En fait: Ma façon de concevoir la recherche est un peu comme une version de l’histoire de la soupe aux cailloux, sauf qu’au lieu de soupe, j’arrive avec une pizza Margherita. Elle n’a rien de spécial, mais elle a l’air appétissante. J’apporte la pizza à Martin, et il me dit peut-être : « Oh, tu as pensé à ajouter des champignons ? » Puis quelqu’un d’autre arrive et me suggère d’ajouter des poivrons verts pour faire une pizza bien meilleure. J’essaie d’être ouvert et de permettre au projet d’évoluer. En quoi ma pizza va-t-elle évoluer ? Chaque projet doit connaître une crise au cours de laquelle il va fondamentalement changer, car cela signifie que vous avez appris quelque chose de nouveau. Pour moi, la science n’est qu’une grande aventure où les choses vont changer.
Quelles autres ressources Night Science fournit-elle à la communauté ?

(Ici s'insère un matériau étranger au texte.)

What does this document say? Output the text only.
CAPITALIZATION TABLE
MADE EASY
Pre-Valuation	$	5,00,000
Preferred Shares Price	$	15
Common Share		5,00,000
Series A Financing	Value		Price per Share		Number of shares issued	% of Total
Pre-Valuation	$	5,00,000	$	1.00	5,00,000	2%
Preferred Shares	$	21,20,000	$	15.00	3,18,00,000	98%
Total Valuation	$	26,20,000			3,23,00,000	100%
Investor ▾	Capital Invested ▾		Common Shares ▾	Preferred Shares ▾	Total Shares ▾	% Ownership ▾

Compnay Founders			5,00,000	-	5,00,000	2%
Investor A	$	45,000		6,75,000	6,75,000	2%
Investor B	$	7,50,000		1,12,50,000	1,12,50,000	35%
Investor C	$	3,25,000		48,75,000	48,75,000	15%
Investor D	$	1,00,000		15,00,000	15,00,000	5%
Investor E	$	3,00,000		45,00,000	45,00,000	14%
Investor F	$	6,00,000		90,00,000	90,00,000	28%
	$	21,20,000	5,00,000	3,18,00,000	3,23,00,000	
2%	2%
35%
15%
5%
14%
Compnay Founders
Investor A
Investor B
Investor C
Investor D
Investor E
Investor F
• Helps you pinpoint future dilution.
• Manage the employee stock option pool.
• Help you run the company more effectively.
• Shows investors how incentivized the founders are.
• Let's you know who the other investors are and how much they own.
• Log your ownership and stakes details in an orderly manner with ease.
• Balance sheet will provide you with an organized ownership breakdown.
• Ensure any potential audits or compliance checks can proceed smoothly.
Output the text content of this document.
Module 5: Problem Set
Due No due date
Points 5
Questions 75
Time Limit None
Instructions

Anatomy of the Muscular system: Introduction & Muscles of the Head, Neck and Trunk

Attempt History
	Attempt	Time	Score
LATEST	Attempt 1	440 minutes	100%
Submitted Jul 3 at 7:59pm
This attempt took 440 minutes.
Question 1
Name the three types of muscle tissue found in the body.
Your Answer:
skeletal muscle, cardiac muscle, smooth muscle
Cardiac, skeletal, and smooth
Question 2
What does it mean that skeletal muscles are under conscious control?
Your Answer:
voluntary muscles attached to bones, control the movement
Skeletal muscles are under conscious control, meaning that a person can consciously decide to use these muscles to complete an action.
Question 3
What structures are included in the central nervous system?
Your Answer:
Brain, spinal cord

Lercher: Nous organisons des ateliers pour étudiants, principalement basés sur des éditoriaux que Itai et moi avons écrits ensemble. Nous essayons de fournir aux jeunes scientifiques un ensemble d’astuces du processus créatif – quelque chose que les scientifiques expérimentés font tout le temps, peut-être même sans même y penser, mais que personne n’enseigne explicitement. Nous avons également créé un site web pour ceux qui souhaitent enseigner le processus créatif, où ils peuvent s’inscrire, se connecter et échanger du matériel. Nous espérons que cela deviendra un centre pour cette communauté.
Cette interview a été éditée pour des raisons de longueur et de clarté.